Disciplina de Didática
Professora Kátia Maria Kasper
Caio Henrique de Almeida
Relato de uma aula
4/12/2012 - Colégio Municipal Irati, Cajuru - Curitiba –PR. Terça-feira, às 18h58min.
“A paisagem não é só aquilo que você pode ver.”
Fala do professor
De inicio observa a interação entre os alunos antes do inicio da aula. Logo que o professor entra em sala da boa noite a turma e faz alguns repasses das aulas anteriores. Neste momento, às 18h59min, conto 5 alunos(3 mulheres e 2 homens); a menina ao fundo confere o seu celular, o rapaz logo a minha frente, a esquerda, está sentado pensativo; conto quatro fileiras de carteiras da sala: 2 filas com carteiras duplas, outras 2 filas com carteiras normalmente dispostas, uma atrás da outra. Chegam mas 3 alunas.
Acompanho a aula de Geografia ministrada pelo professor A...
Optamos em manter em suspenso a identidade dos atores sociais. .Chegam mais 2 alunos. Neste momento a sala conta com um total de 9 alunos. A sala é pequena, o suficiente para comportar os alunos. Mais 2 alunos chegam, somando aos seus 9 colegas, somando 11 (6 meninas e 5 meninos) no total. Aviso sobre a prova que será na próxima aula. A aula que acompanho será uma revisão do conteúdo que será avaliado nesta prova.

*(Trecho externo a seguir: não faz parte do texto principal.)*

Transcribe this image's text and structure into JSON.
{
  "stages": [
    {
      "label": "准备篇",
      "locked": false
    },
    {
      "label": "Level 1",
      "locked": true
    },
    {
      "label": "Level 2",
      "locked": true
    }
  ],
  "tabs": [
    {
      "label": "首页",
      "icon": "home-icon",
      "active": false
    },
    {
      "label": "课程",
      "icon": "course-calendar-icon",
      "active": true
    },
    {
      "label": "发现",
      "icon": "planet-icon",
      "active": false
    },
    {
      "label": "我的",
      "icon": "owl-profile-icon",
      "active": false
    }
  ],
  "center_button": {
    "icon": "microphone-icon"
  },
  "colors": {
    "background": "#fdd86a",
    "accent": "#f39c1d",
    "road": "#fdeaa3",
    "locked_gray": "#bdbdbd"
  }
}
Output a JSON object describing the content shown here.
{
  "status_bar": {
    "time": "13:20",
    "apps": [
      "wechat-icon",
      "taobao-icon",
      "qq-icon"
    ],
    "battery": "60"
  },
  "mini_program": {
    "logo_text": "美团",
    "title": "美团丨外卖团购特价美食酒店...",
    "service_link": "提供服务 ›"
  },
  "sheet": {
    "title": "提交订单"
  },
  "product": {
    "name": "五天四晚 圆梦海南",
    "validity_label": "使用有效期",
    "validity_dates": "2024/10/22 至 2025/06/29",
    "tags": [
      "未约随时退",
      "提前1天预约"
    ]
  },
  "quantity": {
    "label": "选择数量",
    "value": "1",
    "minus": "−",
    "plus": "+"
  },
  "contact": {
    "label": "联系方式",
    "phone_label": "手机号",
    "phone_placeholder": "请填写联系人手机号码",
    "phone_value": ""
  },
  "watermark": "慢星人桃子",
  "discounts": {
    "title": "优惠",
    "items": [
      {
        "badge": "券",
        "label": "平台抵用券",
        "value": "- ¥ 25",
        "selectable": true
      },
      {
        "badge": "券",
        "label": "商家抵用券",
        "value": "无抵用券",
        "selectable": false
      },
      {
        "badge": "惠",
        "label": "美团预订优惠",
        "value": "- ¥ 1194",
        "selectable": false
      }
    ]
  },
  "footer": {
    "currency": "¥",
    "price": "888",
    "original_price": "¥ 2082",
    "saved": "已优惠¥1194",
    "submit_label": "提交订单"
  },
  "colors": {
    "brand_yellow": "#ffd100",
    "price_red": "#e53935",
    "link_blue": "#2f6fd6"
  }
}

O aluno L... responde as questões feitas pelo professor. Esse mesmo aluno foi um dos que chegaram após o inicio da aula, o professor fez questões de apresenta-lo. O professor distribui uma folha para cada aluno, com as perguntas com os respectivos conteúdos que vão “cair” na prova. “A paisagem não é só aquilo que você pode ver.”- diz o professor a turma. Ele possui uma boa interação com os alunos. O rapaz ao meu lado esquerdo desiste do seu desenho para prestar atenção na aula. A folha distribuída pelo professor continha 17 perguntas relacionado aos conteúdos discutidos nas aulas anteriores. A unidade trabalhada pelo professor era sobre Geografia Física. Os conteúdos foram sistematização no quadro, a partir das questões distribuídas a turma. A revisão se dá resolução das questões. Os alunos copiam as respostas do quadro em seus respectivos cadernos.

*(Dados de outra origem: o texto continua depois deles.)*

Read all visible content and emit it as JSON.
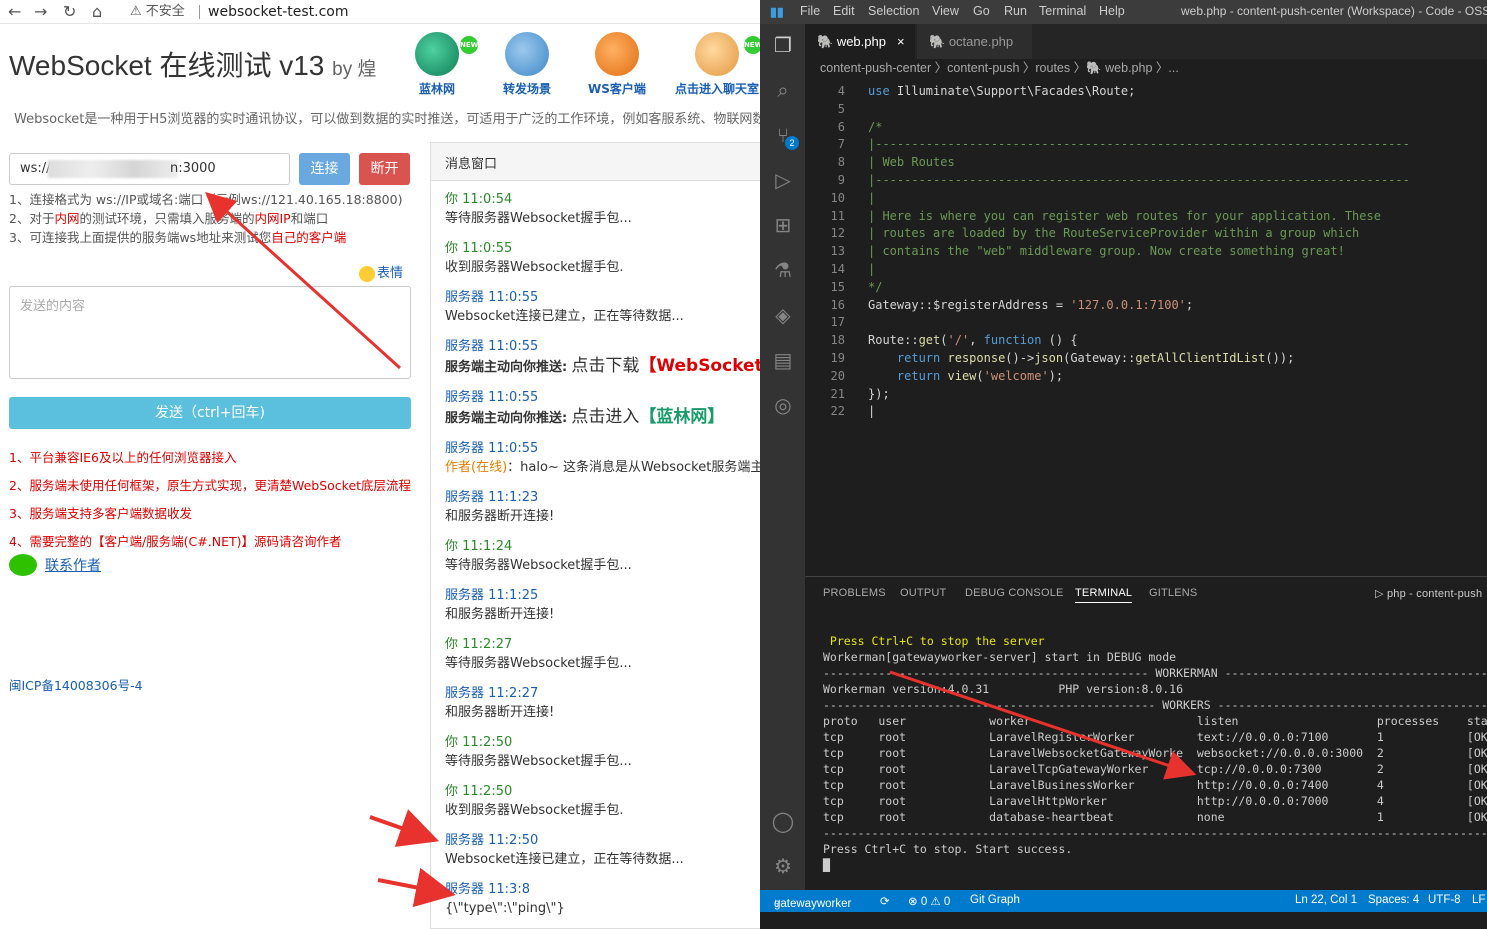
{
  "browser": {
    "warn_label": "不安全",
    "url": "websocket-test.com"
  },
  "page": {
    "title": "WebSocket 在线测试 v13",
    "by": "by 煌",
    "nav": [
      {
        "label": "蓝林网",
        "color": "#1a9c6a"
      },
      {
        "label": "转发场景",
        "color": "#5a9fd4"
      },
      {
        "label": "WS客户端",
        "color": "#f08c2c"
      },
      {
        "label": "点击进入聊天室",
        "color": "#f5c46a"
      }
    ],
    "badge": "NEW",
    "intro": "Websocket是一种用于H5浏览器的实时通讯协议，可以做到数据的实时推送，可适用于广泛的工作环境，例如客服系统、物联网数",
    "ws_prefix": "ws://",
    "ws_suffix": "n:3000",
    "connect_label": "连接",
    "disconnect_label": "断开",
    "tips": {
      "t1": "1、连接格式为 ws://IP或域名:端口（示例ws://121.40.165.18:8800)",
      "t2a": "2、对于",
      "t2b": "内网",
      "t2c": "的测试环境，只需填入服务端的",
      "t2d": "内网IP",
      "t2e": "和端口",
      "t3a": "3、可连接我上面提供的服务端ws地址来测试您",
      "t3b": "自己的客户端"
    },
    "emoji_label": "表情",
    "textarea_placeholder": "发送的内容",
    "send_label": "发送（ctrl+回车)",
    "features": [
      "1、平台兼容IE6及以上的任何浏览器接入",
      "2、服务端未使用任何框架，原生方式实现，更清楚WebSocket底层流程",
      "3、服务端支持多客户端数据收发",
      "4、需要完整的【客户端/服务端(C#.NET)】源码请咨询作者"
    ],
    "contact_label": "联系作者",
    "icp": "闽ICP备14008306号-4"
  },
  "messages": {
    "header": "消息窗口",
    "items": [
      {
        "who": "你",
        "time": "11:0:54",
        "kind": "you",
        "text": "等待服务器Websocket握手包..."
      },
      {
        "who": "你",
        "time": "11:0:55",
        "kind": "you",
        "text": "收到服务器Websocket握手包."
      },
      {
        "who": "服务器",
        "time": "11:0:55",
        "kind": "srv",
        "text": "Websocket连接已建立，正在等待数据..."
      },
      {
        "who": "服务器",
        "time": "11:0:55",
        "kind": "srv",
        "push": "服务端主动向你推送:",
        "pushbig": "点击下载",
        "pushred": "【WebSocket"
      },
      {
        "who": "服务器",
        "time": "11:0:55",
        "kind": "srv",
        "push": "服务端主动向你推送:",
        "pushbig": "点击进入",
        "pushgreen": "【蓝林网】"
      },
      {
        "who": "服务器",
        "time": "11:0:55",
        "kind": "srv",
        "auth": "作者(在线)",
        "text": "：halo~ 这条消息是从Websocket服务端主动"
      },
      {
        "who": "服务器",
        "time": "11:1:23",
        "kind": "srv",
        "text": "和服务器断开连接!"
      },
      {
        "who": "你",
        "time": "11:1:24",
        "kind": "you",
        "text": "等待服务器Websocket握手包..."
      },
      {
        "who": "服务器",
        "time": "11:1:25",
        "kind": "srv",
        "text": "和服务器断开连接!"
      },
      {
        "who": "你",
        "time": "11:2:27",
        "kind": "you",
        "text": "等待服务器Websocket握手包..."
      },
      {
        "who": "服务器",
        "time": "11:2:27",
        "kind": "srv",
        "text": "和服务器断开连接!"
      },
      {
        "who": "你",
        "time": "11:2:50",
        "kind": "you",
        "text": "等待服务器Websocket握手包..."
      },
      {
        "who": "你",
        "time": "11:2:50",
        "kind": "you",
        "text": "收到服务器Websocket握手包."
      },
      {
        "who": "服务器",
        "time": "11:2:50",
        "kind": "srv",
        "text": "Websocket连接已建立，正在等待数据..."
      },
      {
        "who": "服务器",
        "time": "11:3:8",
        "kind": "srv",
        "text": "{\\\"type\\\":\\\"ping\\\"}"
      }
    ]
  },
  "vscode": {
    "menu": [
      "File",
      "Edit",
      "Selection",
      "View",
      "Go",
      "Run",
      "Terminal",
      "Help"
    ],
    "window_title": "web.php - content-push-center (Workspace) - Code - OSS",
    "tabs": [
      {
        "label": "web.php",
        "active": true
      },
      {
        "label": "octane.php",
        "active": false
      }
    ],
    "tab_close": "×",
    "breadcrumb": "content-push-center 〉content-push 〉routes 〉🐘 web.php 〉...",
    "scm_badge": "2",
    "lines": [
      {
        "n": "4",
        "html": "<span class='kw'>use</span> Illuminate\\Support\\Facades\\Route;"
      },
      {
        "n": "5",
        "html": ""
      },
      {
        "n": "6",
        "html": "<span class='cm'>/*</span>"
      },
      {
        "n": "7",
        "html": "<span class='cm'>|--------------------------------------------------------------------------</span>"
      },
      {
        "n": "8",
        "html": "<span class='cm'>| Web Routes</span>"
      },
      {
        "n": "9",
        "html": "<span class='cm'>|--------------------------------------------------------------------------</span>"
      },
      {
        "n": "10",
        "html": "<span class='cm'>|</span>"
      },
      {
        "n": "11",
        "html": "<span class='cm'>| Here is where you can register web routes for your application. These</span>"
      },
      {
        "n": "12",
        "html": "<span class='cm'>| routes are loaded by the RouteServiceProvider within a group which</span>"
      },
      {
        "n": "13",
        "html": "<span class='cm'>| contains the \"web\" middleware group. Now create something great!</span>"
      },
      {
        "n": "14",
        "html": "<span class='cm'>|</span>"
      },
      {
        "n": "15",
        "html": "<span class='cm'>*/</span>"
      },
      {
        "n": "16",
        "html": "Gateway::$registerAddress = <span class='st'>'127.0.0.1:7100'</span>;"
      },
      {
        "n": "17",
        "html": ""
      },
      {
        "n": "18",
        "html": "Route::<span class='fn'>get</span>(<span class='st'>'/'</span>, <span class='kw'>function</span> () {"
      },
      {
        "n": "19",
        "html": "    <span class='kw'>return</span> <span class='fn'>response</span>()-><span class='fn'>json</span>(Gateway::<span class='fn'>getAllClientIdList</span>());"
      },
      {
        "n": "20",
        "html": "    <span class='kw'>return</span> <span class='fn'>view</span>(<span class='st'>'welcome'</span>);"
      },
      {
        "n": "21",
        "html": "});"
      },
      {
        "n": "22",
        "html": "|"
      }
    ],
    "panel_tabs": [
      "PROBLEMS",
      "OUTPUT",
      "DEBUG CONSOLE",
      "TERMINAL",
      "GITLENS"
    ],
    "terminal_tab": "php - content-push",
    "terminal": [
      {
        "cls": "yel",
        "text": " Press Ctrl+C to stop the server"
      },
      {
        "cls": "",
        "text": ""
      },
      {
        "cls": "",
        "text": "Workerman[gatewayworker-server] start in DEBUG mode"
      },
      {
        "cls": "",
        "text": "----------------------------------------------- WORKERMAN -----------------------------------------"
      },
      {
        "cls": "",
        "text": "Workerman version:4.0.31          PHP version:8.0.16"
      },
      {
        "cls": "",
        "text": "------------------------------------------------ WORKERS ------------------------------------------"
      },
      {
        "cls": "",
        "text": "proto   user            worker                        listen                    processes    sta"
      },
      {
        "cls": "",
        "text": "tcp     root            LaravelRegisterWorker         text://0.0.0.0:7100       1            [OK"
      },
      {
        "cls": "",
        "text": "tcp     root            LaravelWebsocketGatewayWorke  websocket://0.0.0.0:3000  2            [OK"
      },
      {
        "cls": "",
        "text": "tcp     root            LaravelTcpGatewayWorker       tcp://0.0.0.0:7300        2            [OK"
      },
      {
        "cls": "",
        "text": "tcp     root            LaravelBusinessWorker         http://0.0.0.0:7400       4            [OK"
      },
      {
        "cls": "",
        "text": "tcp     root            LaravelHttpWorker             http://0.0.0.0:7000       4            [OK"
      },
      {
        "cls": "",
        "text": "tcp     root            database-heartbeat            none                      1            [OK"
      },
      {
        "cls": "",
        "text": "---------------------------------------------------------------------------------------------------"
      },
      {
        "cls": "",
        "text": "Press Ctrl+C to stop. Start success."
      },
      {
        "cls": "",
        "text": "█"
      }
    ],
    "status": {
      "branch": "gatewayworker",
      "errors": "⊗ 0 ⚠ 0",
      "git_graph": "Git Graph",
      "pos": "Ln 22, Col 1",
      "spaces": "Spaces: 4",
      "enc": "UTF-8",
      "eol": "LF"
    }
  }
}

O aluno L..., que chegou atrasado, copia as palavras do quadro. Observo que ele é o único negro entre os demais alunos na sala. Mais uma aluna entra na sala. Logo após a porta e novamente aberta, dessa vez e a inspetora. Ela interrompe a aula, estava a procura de “Gustavo”. “O Gustavo está ai?” - “Não” é a resposta. Ela responde - “então pode riscar o nome dele da chamada.” A aluna que chegou por ultimo, está gravida de 7 meses. Só soube disso porque o professor fez a pergunta: “Está de contos meses?” - “7 meses”- respondeu ela.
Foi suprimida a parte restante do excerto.